Brig. Gen. Abdul-Karim Khalaf, the Interior Ministry spokesman, told The Associated Press that the Al-Zawraa and Salahuddin stations were closed with the approval of Prime Minister Nouri al-Maliki.
He said the stations violated a curfew imposed in three provinces by speaking to people in the streets and airing comments that were deemed to “incite violence.”
The owner of Al-Zawraa, legislator Mishan al-Jabouri, said later Sunday that Iraqi police raided the headquarters of the station and cordoned them off because of the channel’s criticism of the verdict.
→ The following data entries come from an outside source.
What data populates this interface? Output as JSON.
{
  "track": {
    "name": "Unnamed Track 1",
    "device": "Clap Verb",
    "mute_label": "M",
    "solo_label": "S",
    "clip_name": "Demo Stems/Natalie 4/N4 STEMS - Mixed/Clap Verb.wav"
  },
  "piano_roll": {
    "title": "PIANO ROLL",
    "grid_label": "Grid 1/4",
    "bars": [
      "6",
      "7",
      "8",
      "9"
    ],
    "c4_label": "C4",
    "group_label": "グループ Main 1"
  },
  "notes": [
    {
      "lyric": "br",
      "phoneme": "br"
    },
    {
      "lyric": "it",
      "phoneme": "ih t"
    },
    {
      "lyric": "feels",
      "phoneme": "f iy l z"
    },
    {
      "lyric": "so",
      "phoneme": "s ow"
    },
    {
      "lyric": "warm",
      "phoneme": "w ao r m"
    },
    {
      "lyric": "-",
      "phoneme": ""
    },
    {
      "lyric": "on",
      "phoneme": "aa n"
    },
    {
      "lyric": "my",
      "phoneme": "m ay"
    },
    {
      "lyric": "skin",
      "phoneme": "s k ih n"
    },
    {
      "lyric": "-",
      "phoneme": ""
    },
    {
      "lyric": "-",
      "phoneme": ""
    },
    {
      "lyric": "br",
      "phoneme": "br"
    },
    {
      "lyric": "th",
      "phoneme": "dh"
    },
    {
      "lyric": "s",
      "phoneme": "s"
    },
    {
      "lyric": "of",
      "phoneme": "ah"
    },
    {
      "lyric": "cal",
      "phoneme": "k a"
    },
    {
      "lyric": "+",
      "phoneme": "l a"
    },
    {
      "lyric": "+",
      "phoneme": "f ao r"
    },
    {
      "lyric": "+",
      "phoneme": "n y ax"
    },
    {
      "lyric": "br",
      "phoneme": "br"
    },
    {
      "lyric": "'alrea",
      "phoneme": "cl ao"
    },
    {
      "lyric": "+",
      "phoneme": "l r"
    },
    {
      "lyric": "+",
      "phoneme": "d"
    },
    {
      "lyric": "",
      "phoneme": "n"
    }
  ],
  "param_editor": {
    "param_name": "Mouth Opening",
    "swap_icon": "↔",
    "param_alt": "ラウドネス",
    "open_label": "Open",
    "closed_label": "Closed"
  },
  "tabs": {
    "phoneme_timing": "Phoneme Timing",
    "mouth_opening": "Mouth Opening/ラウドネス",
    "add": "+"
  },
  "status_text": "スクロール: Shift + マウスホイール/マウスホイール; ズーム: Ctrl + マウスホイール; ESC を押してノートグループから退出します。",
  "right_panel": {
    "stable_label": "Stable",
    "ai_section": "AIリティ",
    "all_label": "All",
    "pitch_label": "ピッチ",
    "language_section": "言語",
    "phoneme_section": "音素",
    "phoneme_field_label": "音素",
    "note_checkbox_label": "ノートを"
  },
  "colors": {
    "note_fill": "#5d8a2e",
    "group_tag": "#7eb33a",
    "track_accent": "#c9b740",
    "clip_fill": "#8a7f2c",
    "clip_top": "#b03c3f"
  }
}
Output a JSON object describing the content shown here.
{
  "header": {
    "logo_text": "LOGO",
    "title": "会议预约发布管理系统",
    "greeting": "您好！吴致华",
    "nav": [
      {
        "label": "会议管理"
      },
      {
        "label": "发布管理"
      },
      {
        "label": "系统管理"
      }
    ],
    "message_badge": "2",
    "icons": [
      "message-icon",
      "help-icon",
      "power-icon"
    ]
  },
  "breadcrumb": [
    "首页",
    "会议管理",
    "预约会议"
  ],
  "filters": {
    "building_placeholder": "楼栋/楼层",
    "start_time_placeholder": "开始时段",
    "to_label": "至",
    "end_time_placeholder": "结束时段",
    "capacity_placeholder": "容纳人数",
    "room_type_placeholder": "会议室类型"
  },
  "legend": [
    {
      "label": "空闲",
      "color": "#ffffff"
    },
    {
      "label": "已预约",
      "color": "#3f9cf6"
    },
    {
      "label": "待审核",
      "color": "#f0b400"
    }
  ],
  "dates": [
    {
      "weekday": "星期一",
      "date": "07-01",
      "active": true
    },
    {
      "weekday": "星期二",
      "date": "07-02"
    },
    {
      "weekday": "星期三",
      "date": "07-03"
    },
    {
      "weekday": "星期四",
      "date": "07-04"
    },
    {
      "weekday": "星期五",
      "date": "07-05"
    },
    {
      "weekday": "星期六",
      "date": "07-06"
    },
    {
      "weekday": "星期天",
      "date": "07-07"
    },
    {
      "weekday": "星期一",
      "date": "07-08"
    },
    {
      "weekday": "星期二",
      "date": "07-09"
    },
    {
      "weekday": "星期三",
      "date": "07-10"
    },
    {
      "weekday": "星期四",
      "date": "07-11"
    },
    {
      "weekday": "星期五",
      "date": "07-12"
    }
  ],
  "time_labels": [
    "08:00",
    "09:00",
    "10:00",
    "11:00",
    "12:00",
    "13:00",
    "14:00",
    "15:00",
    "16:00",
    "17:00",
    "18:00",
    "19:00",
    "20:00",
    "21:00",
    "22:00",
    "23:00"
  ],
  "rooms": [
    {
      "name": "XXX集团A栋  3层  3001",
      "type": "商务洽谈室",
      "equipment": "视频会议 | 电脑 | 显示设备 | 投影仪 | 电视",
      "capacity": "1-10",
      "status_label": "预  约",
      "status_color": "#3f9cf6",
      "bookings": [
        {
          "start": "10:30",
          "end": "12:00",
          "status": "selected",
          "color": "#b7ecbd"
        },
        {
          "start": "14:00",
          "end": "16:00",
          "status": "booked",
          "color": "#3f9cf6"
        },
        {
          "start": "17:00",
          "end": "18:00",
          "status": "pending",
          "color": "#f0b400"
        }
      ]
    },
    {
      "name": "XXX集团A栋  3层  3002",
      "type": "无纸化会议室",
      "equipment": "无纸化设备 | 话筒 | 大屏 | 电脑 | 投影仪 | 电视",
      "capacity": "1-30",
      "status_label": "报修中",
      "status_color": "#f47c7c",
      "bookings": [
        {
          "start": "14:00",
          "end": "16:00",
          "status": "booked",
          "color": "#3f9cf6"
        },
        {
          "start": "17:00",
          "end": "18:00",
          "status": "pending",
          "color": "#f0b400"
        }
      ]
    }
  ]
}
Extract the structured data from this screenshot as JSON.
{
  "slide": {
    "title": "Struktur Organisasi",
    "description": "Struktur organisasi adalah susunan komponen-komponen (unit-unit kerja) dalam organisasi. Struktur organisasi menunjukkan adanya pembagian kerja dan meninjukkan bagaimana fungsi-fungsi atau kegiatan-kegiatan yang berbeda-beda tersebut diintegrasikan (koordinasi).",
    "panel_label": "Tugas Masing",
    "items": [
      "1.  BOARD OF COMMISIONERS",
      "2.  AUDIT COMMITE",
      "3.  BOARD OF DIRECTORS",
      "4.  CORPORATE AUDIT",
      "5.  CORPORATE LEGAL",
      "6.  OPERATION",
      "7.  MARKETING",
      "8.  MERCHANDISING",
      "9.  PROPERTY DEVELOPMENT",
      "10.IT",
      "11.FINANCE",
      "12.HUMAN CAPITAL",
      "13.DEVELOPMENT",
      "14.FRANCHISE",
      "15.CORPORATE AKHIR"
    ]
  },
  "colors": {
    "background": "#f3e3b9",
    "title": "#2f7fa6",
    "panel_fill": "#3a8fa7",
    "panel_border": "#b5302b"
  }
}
Al-Jabouri, leader of the small Sunni Arab Front for Reconciliation and Liberation, had his parliamentary immunity stripped last month after he was accused of embezzling funds intended for an armed force protecting oil pipelines in northern Iraq.
In July, al-Maliki warned television stations against broadcasting video that could undermine Iraq’s stability.
Airing programs or comments that incite violence or call for hatred are considered a violation of Iraq’s anti-terrorism law, Khalaf said.